Lockdown settings 'might change'
The premier said Sydney would not come out of lockdown too early.
"Some settings might change. We might need to go harder in some areas and release some settings in others," Ms Berejiklian said.
She reiterated her goal remained to get daily cases infectious in the community as close to zero as possible.
"We know we've put in the hard yards of five weeks and we don't want to waste all the great work we've done by opening too early, and then having the virus spread again," Ms Berejiklian said.
There has been speculation Sydney could face harsher restrictions.
Professor of epidemiology, and World Health Organisation adviser, Mary-Louise McLaws said a harsher lockdown would work and it would need to include four specific rules to help drive down growing cases.
Both Victoria and South Australia announced on Tuesday lockdown will end on Wednesday in both states.
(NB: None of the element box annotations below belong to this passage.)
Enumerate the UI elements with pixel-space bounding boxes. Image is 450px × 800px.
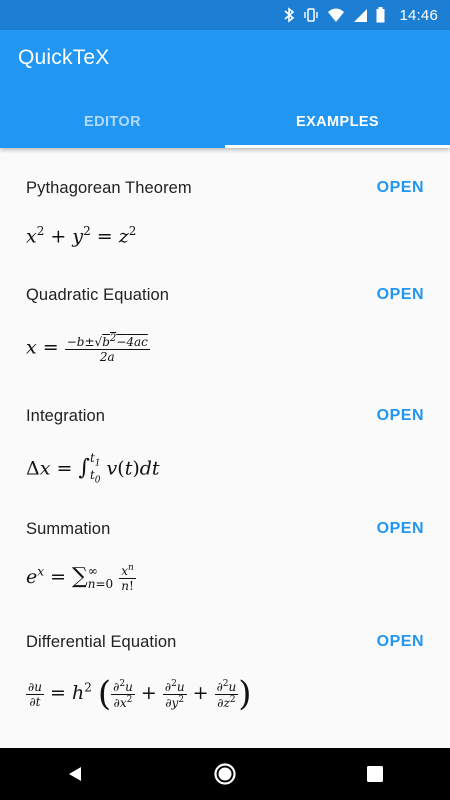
- home-icon: [214, 763, 236, 785]
- example-header: Quadratic Equation OPEN: [26, 283, 424, 307]
- tab-examples-label: EXAMPLES: [296, 114, 379, 130]
- example-title: Quadratic Equation: [26, 285, 170, 304]
- formula-differential: ∂u ∂t = h2 (∂2u ∂x2 + ∂2u ∂y2 + ∂2u ∂z2): [26, 674, 252, 714]
- open-button[interactable]: OPEN: [377, 179, 424, 197]
- formula-integration: Δx = ∫ t1 t0 v(t)dt: [26, 451, 160, 486]
- status-time: 14:46: [399, 6, 438, 24]
- open-button[interactable]: OPEN: [377, 633, 424, 651]
- battery-icon: [376, 7, 385, 23]
- back-button[interactable]: [45, 748, 105, 800]
- signal-icon: [354, 8, 368, 22]
- tab-editor[interactable]: EDITOR: [0, 96, 225, 148]
- app-bar: QuickTeX EDITOR EXAMPLES: [0, 30, 450, 148]
- open-button[interactable]: OPEN: [377, 520, 424, 538]
- examples-list[interactable]: Pythagorean Theorem OPEN x2 + y2 = z2 Qu…: [0, 148, 450, 748]
- example-header: Differential Equation OPEN: [26, 630, 424, 654]
- back-icon: [69, 767, 81, 781]
- formula-summation: ex = ∑ ∞ n=0 xn n!: [26, 563, 136, 593]
- vibrate-icon: [304, 8, 319, 22]
- app-title: QuickTeX: [18, 46, 110, 69]
- recents-icon: [367, 766, 383, 782]
- tab-examples[interactable]: EXAMPLES: [225, 96, 450, 148]
- example-header: Pythagorean Theorem OPEN: [26, 176, 424, 200]
- bluetooth-icon: [284, 7, 295, 23]
- open-button[interactable]: OPEN: [377, 407, 424, 425]
- status-bar: 14:46: [0, 0, 450, 30]
- example-header: Integration OPEN: [26, 404, 424, 428]
- formula-quadratic: x = −b±√b2−4ac 2a: [26, 333, 150, 364]
- example-header: Summation OPEN: [26, 517, 424, 541]
- home-button[interactable]: [195, 748, 255, 800]
- wifi-icon: [328, 8, 345, 22]
- open-button[interactable]: OPEN: [377, 286, 424, 304]
- formula-pythagorean: x2 + y2 = z2: [26, 224, 137, 248]
- example-title: Integration: [26, 406, 106, 425]
- recents-button[interactable]: [345, 748, 405, 800]
- navigation-bar: [0, 748, 450, 800]
- example-title: Differential Equation: [26, 632, 177, 651]
- status-icons: 14:46: [283, 0, 450, 30]
- example-title: Pythagorean Theorem: [26, 178, 192, 197]
- example-title: Summation: [26, 519, 111, 538]
- tab-bar: EDITOR EXAMPLES: [0, 96, 450, 148]
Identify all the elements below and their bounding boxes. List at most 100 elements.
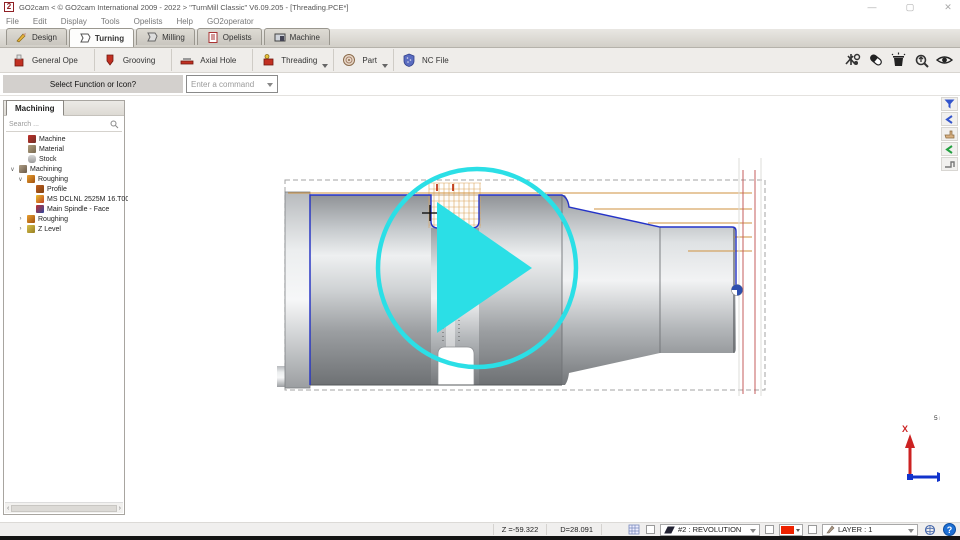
scroll-left-icon[interactable]: ‹	[7, 505, 9, 512]
zlevel-node-icon	[27, 225, 35, 233]
z-coordinate-readout: Z =-59.322	[493, 524, 547, 535]
tree-item-material[interactable]: Material	[4, 144, 124, 154]
threading-button[interactable]: Threading	[252, 49, 333, 71]
part-dropdown-icon[interactable]	[382, 64, 388, 68]
expander-icon[interactable]: ∨	[17, 176, 24, 183]
chevron-down-icon	[796, 529, 800, 532]
menu-bar: File Edit Display Tools Opelists Help GO…	[0, 14, 960, 29]
lathe-chuck-icon	[79, 33, 91, 44]
tab-machine[interactable]: Machine	[264, 28, 330, 45]
filter-button[interactable]	[941, 97, 958, 111]
menu-file[interactable]: File	[6, 17, 19, 26]
axial-hole-button[interactable]: Axial Hole	[171, 49, 252, 71]
machining-panel: Machining Search ... Machine Material St…	[3, 100, 125, 515]
general-ope-button[interactable]: General Ope	[4, 49, 94, 71]
pick-hand-button[interactable]	[941, 127, 958, 141]
ribbon-tab-row: Design Turning Milling Opelists	[0, 29, 960, 48]
menu-opelists[interactable]: Opelists	[134, 17, 163, 26]
menu-display[interactable]: Display	[61, 17, 87, 26]
layer-selector[interactable]: LAYER : 1	[822, 524, 918, 536]
view-3d-button[interactable]	[923, 523, 938, 536]
roughing-node-icon	[27, 175, 35, 183]
threading-dropdown-icon[interactable]	[322, 64, 328, 68]
grooving-icon	[103, 53, 117, 67]
tool-view-button[interactable]	[941, 157, 958, 171]
chevron-down-icon	[267, 83, 273, 87]
tools-screws-icon[interactable]	[843, 51, 862, 69]
search-input[interactable]: Search ...	[6, 118, 122, 132]
grid-toggle-button[interactable]	[626, 524, 641, 536]
color-selector[interactable]	[779, 524, 803, 536]
close-button[interactable]: ✕	[942, 2, 954, 13]
tab-milling[interactable]: Milling	[136, 28, 195, 45]
part-3d-model	[277, 192, 736, 388]
tab-design[interactable]: Design	[6, 28, 67, 45]
grooving-button[interactable]: Grooving	[94, 49, 171, 71]
clamp-marker	[732, 285, 743, 296]
tree-item-machine[interactable]: Machine	[4, 134, 124, 144]
tree-item-z-level[interactable]: › Z Level	[4, 224, 124, 234]
general-ope-icon	[12, 53, 26, 67]
help-icon[interactable]: ?	[943, 523, 956, 536]
cutter-icon	[944, 160, 955, 169]
hand-icon	[944, 129, 955, 139]
color-checkbox[interactable]	[765, 525, 774, 534]
prev-blue-button[interactable]	[941, 112, 958, 126]
sync-lines	[739, 158, 761, 396]
scrollbar-thumb[interactable]	[11, 505, 116, 512]
plane-selector[interactable]: #2 : REVOLUTION	[660, 524, 760, 536]
maximize-button[interactable]: ▢	[904, 2, 916, 13]
stock-node-icon	[28, 155, 36, 163]
title-bar: 2 GO2cam < © GO2cam International 2009 -…	[0, 0, 960, 14]
chevron-left-green-icon	[945, 145, 954, 154]
layer-checkbox[interactable]	[808, 525, 817, 534]
tree-item-machining[interactable]: ∨ Machining	[4, 164, 124, 174]
tree-item-tool[interactable]: MS DCLNL 2525M 16.T00	[4, 194, 124, 204]
tree-item-main-spindle[interactable]: Main Spindle - Face	[4, 204, 124, 214]
scroll-right-icon[interactable]: ›	[119, 505, 121, 512]
nc-file-shield-icon	[402, 53, 416, 67]
tree-item-profile[interactable]: Profile	[4, 184, 124, 194]
chevron-down-icon	[908, 529, 914, 533]
expander-icon[interactable]: ›	[17, 216, 24, 222]
ribbon-toolbar: General Ope Grooving Axial Hole Threadin…	[0, 48, 960, 73]
menu-help[interactable]: Help	[177, 17, 193, 26]
part-icon	[342, 53, 356, 67]
tree-item-roughing-1[interactable]: ∨ Roughing	[4, 174, 124, 184]
expander-icon[interactable]: ∨	[9, 166, 16, 173]
viewport-canvas[interactable]: 5 mm X Z	[128, 96, 940, 522]
expander-icon[interactable]: ›	[17, 226, 24, 232]
eraser-icon[interactable]	[866, 51, 885, 69]
search-placeholder: Search ...	[9, 121, 39, 128]
bottom-black-bar	[0, 536, 960, 540]
app-icon: 2	[4, 2, 14, 12]
machining-node-icon	[19, 165, 27, 173]
threading-icon	[261, 53, 275, 67]
clean-trash-icon[interactable]	[889, 51, 908, 69]
mill-cutter-icon	[146, 32, 158, 43]
horizontal-scrollbar[interactable]: ‹ ›	[5, 502, 123, 513]
tab-opelists[interactable]: Opelists	[197, 28, 262, 45]
menu-edit[interactable]: Edit	[33, 17, 47, 26]
search-icon	[110, 120, 119, 129]
command-combobox[interactable]: Enter a command	[186, 75, 278, 93]
nc-file-button[interactable]: NC File	[393, 49, 465, 71]
filter-icon	[944, 99, 955, 109]
zoom-extents-icon[interactable]	[912, 51, 931, 69]
tree-item-roughing-2[interactable]: › Roughing	[4, 214, 124, 224]
part-button[interactable]: Part	[333, 49, 393, 71]
plane-checkbox[interactable]	[646, 525, 655, 534]
prev-green-button[interactable]	[941, 142, 958, 156]
tree-item-stock[interactable]: Stock	[4, 154, 124, 164]
tab-turning[interactable]: Turning	[69, 28, 134, 47]
tab-machining-panel[interactable]: Machining	[6, 100, 64, 116]
list-doc-icon	[207, 32, 219, 43]
menu-tools[interactable]: Tools	[101, 17, 120, 26]
minimize-button[interactable]: —	[866, 2, 878, 12]
material-node-icon	[28, 145, 36, 153]
menu-go2operator[interactable]: GO2operator	[207, 17, 254, 26]
machine-icon	[274, 32, 286, 43]
view-toolbar-bottom	[843, 51, 954, 69]
eye-visibility-icon[interactable]	[935, 51, 954, 69]
scale-ruler: 5 mm	[934, 390, 940, 422]
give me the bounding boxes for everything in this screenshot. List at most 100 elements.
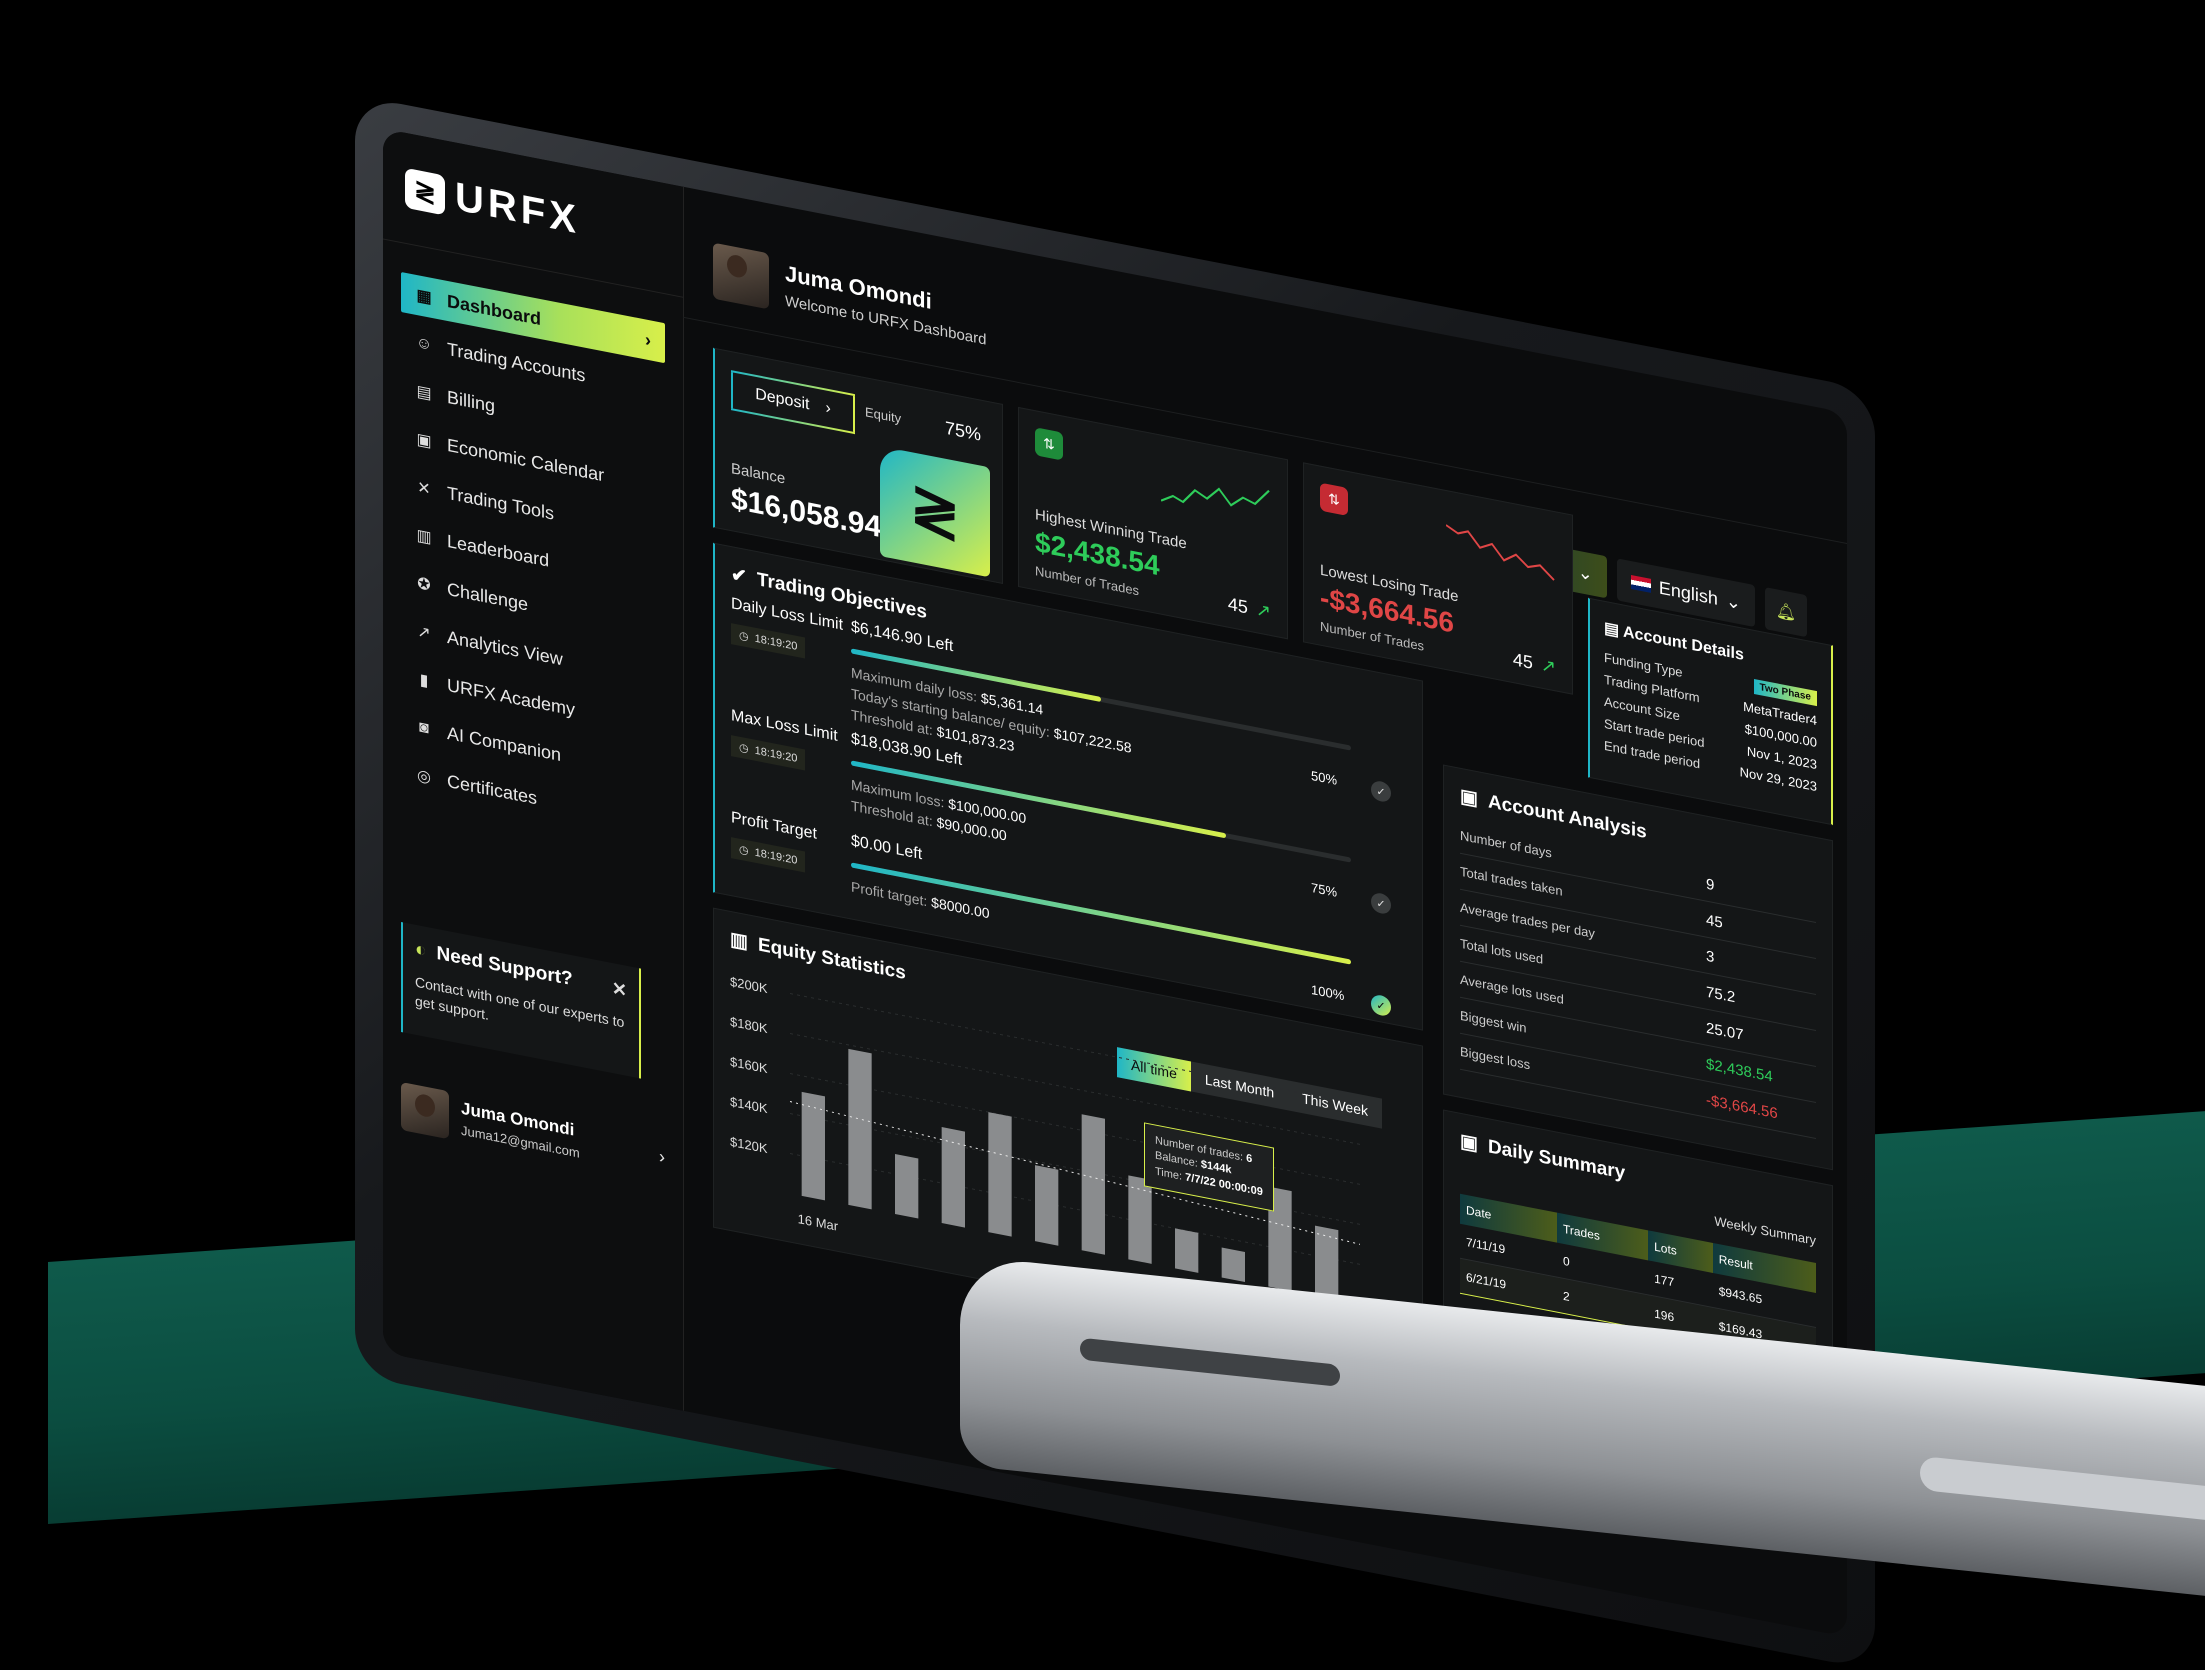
brand-name: URFX — [455, 174, 580, 243]
sidebar-item-label: AI Companion — [447, 722, 562, 765]
y-tick-label: $140K — [730, 1094, 768, 1116]
equity-value: 75% — [945, 417, 982, 445]
grid-line — [790, 1073, 1360, 1185]
y-tick-label: $160K — [730, 1054, 768, 1076]
equity-bar[interactable] — [1128, 1175, 1152, 1264]
objective-percent: 75% — [1311, 879, 1338, 900]
analysis-icon: ▣ — [1460, 785, 1478, 811]
sidebar-item-label: Certificates — [447, 770, 538, 808]
trend-up-icon: ↗ — [1255, 599, 1271, 623]
win-sparkline — [1161, 487, 1270, 507]
lowest-trade-count: 45 ↗ — [1513, 649, 1556, 678]
objective-remaining: $0.00 Left — [851, 832, 923, 864]
equity-label: Equity — [865, 404, 902, 427]
equity-bar[interactable] — [1035, 1165, 1059, 1246]
tooltip-trades: 6 — [1246, 1152, 1253, 1166]
y-tick-label: $180K — [730, 1014, 768, 1036]
lowest-losing-trade-card: ⇅ Lowest Losing Trade -$3,664.56 Number … — [1303, 462, 1573, 695]
chevron-down-icon: ⌄ — [1577, 561, 1593, 585]
document-icon: ▤ — [416, 382, 432, 403]
check-badge-icon: ✔ — [731, 564, 747, 589]
laptop-groove — [1080, 1337, 1340, 1387]
chevron-right-icon[interactable]: › — [659, 1146, 665, 1168]
timer-value: 18:19:20 — [754, 632, 798, 653]
equity-bar[interactable] — [1221, 1247, 1245, 1282]
equity-bar[interactable] — [848, 1048, 872, 1210]
trend-up-icon: ↗ — [1540, 654, 1556, 678]
daily-summary-title: Daily Summary — [1487, 1135, 1626, 1184]
calendar-icon: ▣ — [416, 430, 432, 451]
deposit-button[interactable]: Deposit › — [731, 370, 855, 435]
uk-flag-icon — [1630, 575, 1651, 593]
sidebar-item-label: Leaderboard — [447, 530, 550, 571]
language-label: English — [1658, 576, 1718, 609]
close-icon[interactable]: ✕ — [612, 977, 627, 1001]
deposit-label: Deposit — [755, 385, 810, 414]
urfx-logo-icon: ≷ — [405, 167, 445, 215]
sidebar-item-label: Challenge — [447, 578, 529, 615]
check-icon: ✓ — [1371, 891, 1391, 916]
timer-value: 18:19:20 — [754, 846, 798, 867]
highest-trade-count: 45 ↗ — [1228, 594, 1271, 623]
line-chart-icon: ↗ — [417, 623, 431, 643]
equity-bar[interactable] — [1175, 1228, 1199, 1273]
balance-card: Deposit › Equity 75% Balance $16,058.94 … — [713, 347, 1003, 584]
check-icon: ✓ — [1371, 993, 1391, 1018]
trade-count-value: 45 — [1227, 593, 1248, 618]
objective-label: Profit Target — [731, 809, 817, 843]
equity-bar[interactable] — [895, 1153, 919, 1219]
urfx-logo-icon: ≷ — [880, 446, 990, 578]
chevron-right-icon: › — [825, 399, 831, 418]
welcome-header: Juma Omondi Welcome to URFX Dashboard — [713, 242, 986, 352]
sidebar: ≷ URFX ▦ Dashboard › ☺ Trading Accounts ▤ Bill… — [383, 128, 684, 1411]
sidebar-item-label: Trading Accounts — [447, 338, 586, 386]
x-tick-label: 16 Mar — [798, 1211, 839, 1234]
trade-down-icon: ⇅ — [1320, 482, 1348, 517]
chevron-down-icon: ⌄ — [1725, 589, 1741, 613]
sidebar-item-label: Dashboard — [447, 290, 542, 329]
equity-bar[interactable] — [801, 1091, 825, 1201]
book-icon: ▮ — [419, 671, 429, 691]
brand[interactable]: ≷ URFX — [405, 165, 580, 244]
clock-icon: ◷ — [739, 629, 749, 644]
support-card: ◐ Need Support? ✕ Contact with one of ou… — [401, 921, 641, 1079]
user-profile[interactable]: Juma Omondi Juma12@gmail.com › — [401, 1081, 665, 1181]
sidebar-item-label: Analytics View — [447, 626, 563, 669]
user-icon: ☺ — [415, 333, 433, 355]
grid-icon: ▦ — [416, 286, 432, 307]
objective-profit-target: Profit Target ◷ 18:19:20 $0.00 Left Profit t… — [731, 809, 1407, 1018]
objective-detail-value: $8000.00 — [931, 893, 990, 922]
equity-bar[interactable] — [988, 1112, 1012, 1237]
bar-chart-icon: ▥ — [730, 928, 748, 954]
laptop-foot — [1920, 1455, 2205, 1524]
equity-bar[interactable] — [1315, 1225, 1339, 1301]
objective-details: Profit target: $8000.00 — [851, 876, 990, 924]
equity-bar[interactable] — [1081, 1114, 1105, 1255]
bar-chart-icon: ▥ — [416, 526, 432, 547]
avatar — [713, 242, 769, 310]
award-icon: ◎ — [417, 767, 431, 787]
analysis-label: Biggest win — [1460, 1007, 1527, 1036]
trade-count-value: 45 — [1512, 649, 1533, 673]
objective-percent: 100% — [1311, 981, 1345, 1004]
objective-timer: ◷ 18:19:20 — [731, 837, 806, 873]
medal-icon: ✪ — [417, 575, 431, 595]
objective-timer: ◷ 18:19:20 — [731, 623, 806, 659]
calendar-icon: ▣ — [1460, 1130, 1478, 1156]
balance-value: $16,058.94 — [731, 482, 882, 545]
objective-detail-label: Profit target: — [851, 878, 928, 910]
account-analysis-card: ▣ Account Analysis Number of days 9 Total … — [1443, 764, 1833, 1171]
trade-up-icon: ⇅ — [1035, 427, 1063, 461]
timer-value: 18:19:20 — [754, 744, 798, 765]
sidebar-nav: ▦ Dashboard › ☺ Trading Accounts ▤ Billing ▣ Eco… — [401, 271, 665, 851]
robot-icon: ◙ — [419, 718, 429, 738]
highest-winning-trade-card: ⇅ Highest Winning Trade $2,438.54 Number… — [1018, 406, 1288, 640]
objective-percent: 50% — [1311, 767, 1338, 788]
chevron-right-icon: › — [645, 328, 651, 351]
clock-icon: ◷ — [739, 843, 749, 858]
sidebar-item-label: Billing — [447, 386, 496, 416]
notification-bell-icon[interactable]: 🔔︎ — [1765, 587, 1807, 638]
tools-icon: ✕ — [417, 479, 431, 499]
loss-sparkline — [1446, 524, 1555, 581]
y-tick-label: $200K — [730, 974, 768, 996]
NSW to 'introduce singles bubble', testing for students
A singles bubble will also be among Wednesday's announcements, The Australian reported.
It would mean people could meet indoors even if they are not intimate partners but they would have to be living alone.
The details so far are not clear but the decision on the bubble reportedly came after a crisis cabinet meeting on Tuesday.
Cabinet is also expected to introduce rapid testing for Year 12 students and essential workers which could present results in just 15 minutes.